Zwei sehr aufmerksamen Mädchen ist es zu verdanken, dass Polizeikräfte in Niederschönhausen am Dienstag einen mutmaßlichen Einbrecher festnehmen konnten. Gegen 15.40 Uhr bemerkten die beiden 12 und 17 Jahre alten Mädchen in der Friedrich-Engels-Straße, wie sich ein 26-Jähriger an der Hauseingangstür eines Einfamilienhauses zu schaffen machte. Die 17-Jährige wählte daraufhin den Notruf und Polizisten des Abschnitts 13 nahmen den Mann wenig später noch auf dem Grundstück fest. Die Ermittlungen dauern an.

+++ Feuer im Haarentfernungsstudio +++

In einem Haarentfernungsstudio in der Krossener Strasse in Friedrichshain ist in der Nacht ein Feuer ausgebrochen. Es kam zu einer starken Rauchentwicklung im Haus. Die Feuerwehr hatte den Brand schnell unter Kontrolle, berichtet unser Polizeireporter. Verletzt wurde niemand.

+++ Kinderwägen in Mitte angezündet +++

Unbekannte haben am Dienstagabend in Gesundbrunnen in einem Hausflur zwei Kinderwägen angezündet. Mieter des Hauses an der Bornemannstraße in Mitte bemerkten gegen 19 Uhr den Brand und riefen die Feuerwehr. Ein einjähriges Kleinkind kam wegen des Verdachts einer Rauchgasvergiftung ins Krankenhaus und wurde stationär aufgenommen. Ein Anwohner wurde wegen Übelkeit und Kopfschmerzen ambulant behandelt. Weitere Personen wurden nicht verletzt.
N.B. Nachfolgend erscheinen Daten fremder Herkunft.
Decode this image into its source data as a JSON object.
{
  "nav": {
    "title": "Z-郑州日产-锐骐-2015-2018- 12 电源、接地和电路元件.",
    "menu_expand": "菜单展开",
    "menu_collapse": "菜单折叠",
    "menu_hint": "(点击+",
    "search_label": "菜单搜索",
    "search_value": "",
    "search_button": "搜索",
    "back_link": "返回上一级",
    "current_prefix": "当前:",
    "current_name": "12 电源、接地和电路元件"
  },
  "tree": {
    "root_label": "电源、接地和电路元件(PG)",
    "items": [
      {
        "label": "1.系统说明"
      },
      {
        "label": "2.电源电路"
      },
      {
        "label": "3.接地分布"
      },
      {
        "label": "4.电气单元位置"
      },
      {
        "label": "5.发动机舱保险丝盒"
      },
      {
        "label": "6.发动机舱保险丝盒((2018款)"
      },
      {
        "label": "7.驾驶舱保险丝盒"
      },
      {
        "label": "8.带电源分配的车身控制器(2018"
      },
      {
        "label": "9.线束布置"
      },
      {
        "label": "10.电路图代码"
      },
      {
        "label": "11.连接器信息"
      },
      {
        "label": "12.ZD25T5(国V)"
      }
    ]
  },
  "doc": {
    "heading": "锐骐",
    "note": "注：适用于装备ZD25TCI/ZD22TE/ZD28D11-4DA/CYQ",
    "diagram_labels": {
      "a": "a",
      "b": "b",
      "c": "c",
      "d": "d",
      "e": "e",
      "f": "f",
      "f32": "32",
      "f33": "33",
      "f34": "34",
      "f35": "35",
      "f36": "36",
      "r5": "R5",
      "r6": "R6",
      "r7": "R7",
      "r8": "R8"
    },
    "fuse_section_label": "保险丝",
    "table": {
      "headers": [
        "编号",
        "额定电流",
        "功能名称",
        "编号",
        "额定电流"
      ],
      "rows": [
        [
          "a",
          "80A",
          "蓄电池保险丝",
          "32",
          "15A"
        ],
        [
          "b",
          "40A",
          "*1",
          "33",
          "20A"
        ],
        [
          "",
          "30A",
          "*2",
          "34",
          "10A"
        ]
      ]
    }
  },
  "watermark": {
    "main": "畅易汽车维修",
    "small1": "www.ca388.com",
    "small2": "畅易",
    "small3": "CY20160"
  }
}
Die Ermittlungen zur Brandstiftung führt ein Brandkommissariat beim Landeskriminalamt Berlin.

+++ Tödlicher Verkehrsunfall in Grunewald +++

Eine 85 Jahre alte Frau ist bei einem schweren Verkehrsunfall in Grunewald nacheinander von zwei Autos erfasst worden und dabei ums Leben gekommen. Wie eine Polizeisprecherin am Mittwoch mitteilte, überquerte die Frau am späten Dienstagnachmittag gegen 17.45 Uhr die Fahrbahn der Warmbrunner Straße. Demnach sollen Zeugen beobachtet haben, wie die Fußgängerin bei Rot und neben dem Fußgängerüberweg quer die Straße passierte. Ein linksabbiegender 82-jähriger Autofahrer erfasste sie. Die 85-Jährige wurde in den Gegenverkehr geschleudert und dort zum zweiten Mal von einem Auto angefahren. Rettungskräfte brachten die Seniorin in ein Krankenhaus, wo sie kurze Zeit später ihren schweren Verletzungen erlag.

+++ Bewaffneter Überfall auf Apotheke +++

Ein Unbekannter hat in Lichtenberg eine Apotheke überfallen und die Mitarbeiterin mit einer Schusswaffe bedroht. Der Täter verwickelte am Dienstagnachmittag um 17 Uhr die Angestellte der Apotheke in der Straße Alt-Friedrichsfelde zunächst in ein Gespräch, wie die Polizei am Mittwoch mitteilte. Anschließend zog er eine Schusswaffe und forderte von der Frau Geld. Nachdem sie der Aufforderung nachkam, flüchtete der Räuber. Über die Höhe der Beute machte die Polizei zunächst keine Angaben. Die Angestellte blieb unverletzt.